How does it actually feel to be in love with a person?

You feel an unbridled passion about that person, you can look at them and recognize their flaws but feel that they're the best person in the entire world. There's a certain longing that goes along with it, not to sound clingy but I long for my girlfriend when she's not around. The person you're in love with becomes the focus of your entire world, and you can't picture living without them.

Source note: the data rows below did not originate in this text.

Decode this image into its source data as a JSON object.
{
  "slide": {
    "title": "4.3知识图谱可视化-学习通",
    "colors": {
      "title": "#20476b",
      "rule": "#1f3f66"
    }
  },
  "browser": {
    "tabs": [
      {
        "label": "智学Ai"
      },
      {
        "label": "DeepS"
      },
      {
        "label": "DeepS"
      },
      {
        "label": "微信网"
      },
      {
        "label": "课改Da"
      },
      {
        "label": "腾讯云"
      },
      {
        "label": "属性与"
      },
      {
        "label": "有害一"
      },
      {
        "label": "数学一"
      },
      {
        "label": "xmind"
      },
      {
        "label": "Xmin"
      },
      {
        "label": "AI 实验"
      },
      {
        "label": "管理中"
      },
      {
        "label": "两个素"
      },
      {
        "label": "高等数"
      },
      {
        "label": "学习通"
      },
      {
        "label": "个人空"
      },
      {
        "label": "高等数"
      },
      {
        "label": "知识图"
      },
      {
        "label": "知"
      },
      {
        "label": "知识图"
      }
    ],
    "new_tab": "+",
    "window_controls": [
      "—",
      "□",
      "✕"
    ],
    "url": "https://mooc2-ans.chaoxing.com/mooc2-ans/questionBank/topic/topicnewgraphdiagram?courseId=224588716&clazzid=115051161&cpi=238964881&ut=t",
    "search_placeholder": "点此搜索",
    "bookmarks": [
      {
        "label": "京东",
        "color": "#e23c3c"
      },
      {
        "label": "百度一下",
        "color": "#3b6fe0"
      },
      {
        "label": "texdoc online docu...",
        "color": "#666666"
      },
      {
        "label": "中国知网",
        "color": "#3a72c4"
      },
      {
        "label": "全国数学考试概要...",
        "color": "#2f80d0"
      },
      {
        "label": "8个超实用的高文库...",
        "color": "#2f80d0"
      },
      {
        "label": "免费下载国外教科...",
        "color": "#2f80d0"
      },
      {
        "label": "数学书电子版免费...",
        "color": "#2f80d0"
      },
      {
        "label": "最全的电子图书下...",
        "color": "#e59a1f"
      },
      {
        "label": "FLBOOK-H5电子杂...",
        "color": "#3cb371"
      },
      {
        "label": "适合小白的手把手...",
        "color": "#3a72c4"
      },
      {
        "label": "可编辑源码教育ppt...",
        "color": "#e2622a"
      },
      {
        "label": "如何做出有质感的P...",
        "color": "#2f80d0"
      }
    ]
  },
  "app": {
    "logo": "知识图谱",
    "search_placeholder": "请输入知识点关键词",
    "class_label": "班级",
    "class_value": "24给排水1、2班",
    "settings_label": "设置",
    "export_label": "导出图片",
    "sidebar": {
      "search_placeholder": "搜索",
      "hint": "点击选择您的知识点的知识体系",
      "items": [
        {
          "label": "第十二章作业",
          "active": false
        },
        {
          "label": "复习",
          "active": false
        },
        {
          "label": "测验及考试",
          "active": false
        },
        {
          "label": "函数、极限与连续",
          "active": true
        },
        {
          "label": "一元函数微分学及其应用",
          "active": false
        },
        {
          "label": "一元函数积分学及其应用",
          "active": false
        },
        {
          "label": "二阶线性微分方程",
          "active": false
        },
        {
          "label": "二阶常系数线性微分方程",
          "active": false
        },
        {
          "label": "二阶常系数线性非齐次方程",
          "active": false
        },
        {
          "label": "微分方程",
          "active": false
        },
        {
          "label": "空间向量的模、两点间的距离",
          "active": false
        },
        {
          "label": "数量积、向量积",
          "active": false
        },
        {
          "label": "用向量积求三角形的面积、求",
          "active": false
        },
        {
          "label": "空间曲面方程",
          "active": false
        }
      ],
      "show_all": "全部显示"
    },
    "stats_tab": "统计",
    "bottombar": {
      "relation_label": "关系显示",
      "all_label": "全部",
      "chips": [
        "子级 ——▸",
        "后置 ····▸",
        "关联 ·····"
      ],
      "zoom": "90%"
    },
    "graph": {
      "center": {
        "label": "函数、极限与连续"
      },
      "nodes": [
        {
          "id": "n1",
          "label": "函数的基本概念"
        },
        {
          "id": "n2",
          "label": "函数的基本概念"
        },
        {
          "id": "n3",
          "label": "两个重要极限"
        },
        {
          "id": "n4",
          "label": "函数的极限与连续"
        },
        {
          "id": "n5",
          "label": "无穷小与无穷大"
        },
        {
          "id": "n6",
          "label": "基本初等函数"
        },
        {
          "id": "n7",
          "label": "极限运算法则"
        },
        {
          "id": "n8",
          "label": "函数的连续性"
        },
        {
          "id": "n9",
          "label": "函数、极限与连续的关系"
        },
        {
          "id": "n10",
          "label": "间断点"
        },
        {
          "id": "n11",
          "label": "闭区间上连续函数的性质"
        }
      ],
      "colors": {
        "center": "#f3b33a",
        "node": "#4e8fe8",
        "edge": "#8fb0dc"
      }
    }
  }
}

And when you do have to picture that, it's incredibly painful. My current girlfriend is the most perfect girlfriend I could ever imagine having, I love her so much and I know she loves me. But we both know the relationship has to end. I'm moving across the country in a month, something that's been in planning since before I even met her. From the very first date we knew what was coming, and we went forward anyway thinking this would be a "temporary" relationship where we could have our fun and move on, but I've fallen for her hard and she's said she feels the same way about me. We've talked about trying a long distance relationship but realistically it doesn't seem like something we'd be able to maintain without being miserable. So we're still together and we love each other and try to spend as much time together as possible, but we're essentially "pre-broken up," I feel like we're in limbo. I know that when I have to leave we're both going to be miserable anyway. I don't know what I'm gonna do without her in my life. I've come to love her so much, I'm afraid of having to leave her behind. I don't know if I'll ever be able to find a girl who I can connect with at that same level that I connect with her, and I'm afraid that I'll just end up hurting other girls because I won't be over her, and I'm just looking for a "replacement."

It's painful and terrible and just sucks, but it's worth it, because that's what love is. If you're in love, even with bad shit happening around you, it just feels worth it. I don't regret anything. I wish things for me could work out differently but I have to accept what best for the both of us, because I love her and I want her to be happy.

Sorry for the wall of text, I just needed to vent.